Perubahan signifikan terjadi pada status penahanan mantan Menteri Agama, Yaqut Cholil Qoumas, yang saat ini sedang dalam proses hukum di lembaga antirasuah tersebut. Informasi ini menjadi sorotan utama dalam perkembangan kasus yang melibatkan figur penting tersebut.

Secara spesifik, KPK membenarkan bahwa Yaqut Cholil Qoumas tidak lagi ditempatkan di Rumah Tahanan (Rutan) KPK seperti sebelumnya. Langkah ini mengindikasikan adanya penyesuaian dalam prosedur penahanan yang diterapkan oleh penyidik.

Institusi anti-korupsi tersebut mengonfirmasi bahwa penangguhan penahanan atau perubahan jenis penahanan ini telah diberlakukan sejak hari tertentu. Hal ini sesuai dengan prosedur dan pertimbangan yang matang dari penyidik KPK.

Lebih lanjut, penahanan Yaqut Cholil Qoumas kini telah dialihkan menjadi status tahanan rumah. Keputusan ini menunjukkan bahwa proses pemeriksaan masih berjalan, namun dengan metode pengawasan yang berbeda.
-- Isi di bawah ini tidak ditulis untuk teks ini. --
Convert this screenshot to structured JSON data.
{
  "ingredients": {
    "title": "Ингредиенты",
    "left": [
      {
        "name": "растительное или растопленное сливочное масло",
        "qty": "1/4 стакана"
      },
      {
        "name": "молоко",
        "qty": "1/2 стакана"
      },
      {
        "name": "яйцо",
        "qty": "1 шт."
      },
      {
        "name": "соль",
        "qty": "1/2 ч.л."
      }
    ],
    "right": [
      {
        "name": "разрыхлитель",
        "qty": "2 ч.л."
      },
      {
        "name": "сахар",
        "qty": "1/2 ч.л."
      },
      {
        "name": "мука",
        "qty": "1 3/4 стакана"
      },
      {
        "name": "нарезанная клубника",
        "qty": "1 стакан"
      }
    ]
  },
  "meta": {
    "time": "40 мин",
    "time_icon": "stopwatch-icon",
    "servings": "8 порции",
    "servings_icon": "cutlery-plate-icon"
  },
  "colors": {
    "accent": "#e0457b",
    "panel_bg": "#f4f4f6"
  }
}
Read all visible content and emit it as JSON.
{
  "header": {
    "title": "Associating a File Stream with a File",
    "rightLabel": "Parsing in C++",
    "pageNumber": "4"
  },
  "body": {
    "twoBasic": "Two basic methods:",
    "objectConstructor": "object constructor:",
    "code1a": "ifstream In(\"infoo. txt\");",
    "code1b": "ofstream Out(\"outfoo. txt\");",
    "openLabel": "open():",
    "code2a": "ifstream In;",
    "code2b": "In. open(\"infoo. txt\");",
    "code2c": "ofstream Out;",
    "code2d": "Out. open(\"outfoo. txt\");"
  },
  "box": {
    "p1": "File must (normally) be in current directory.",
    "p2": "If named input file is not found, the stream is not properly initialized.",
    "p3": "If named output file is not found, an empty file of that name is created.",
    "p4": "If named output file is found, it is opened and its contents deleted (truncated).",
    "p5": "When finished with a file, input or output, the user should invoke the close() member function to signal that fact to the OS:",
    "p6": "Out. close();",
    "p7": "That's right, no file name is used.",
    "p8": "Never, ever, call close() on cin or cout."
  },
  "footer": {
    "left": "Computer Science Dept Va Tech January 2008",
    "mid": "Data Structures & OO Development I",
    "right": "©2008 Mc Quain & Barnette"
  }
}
Perubahan status penahanan ini tercatat resmi dimulai sejak hari Kamis, tanggal 19 Maret 2026. Tanggal ini menjadi titik balik dalam implementasi status hukum mantan Menag tersebut selama proses penyidikan berlangsung.

"Komisi Pemberantasan Korupsi (KPK) membenarkan mantan Menteri Agama (Menag) Yaqut Cholil Qoumas tak lagi menjalani penahanan di Rumah Tahanan KPK," ujar juru bicara KPK, sebagaimana dilansir dari sumber internal.

Pihak KPK menegaskan bahwa meskipun statusnya berubah menjadi tahanan rumah, proses hukum dan pemeriksaan terhadap Yaqut Cholil Qoumas tetap berjalan sesuai jadwal yang telah ditetapkan oleh penyidik. Hal ini penting untuk menjaga integritas proses peradilan.

Keputusan untuk mengubah lokasi penahanan dari Rutan menjadi rumah biasanya didasarkan pada beberapa pertimbangan, termasuk kondisi kesehatan atau kebutuhan proses pembuktian lebih lanjut di luar lembaga penahanan.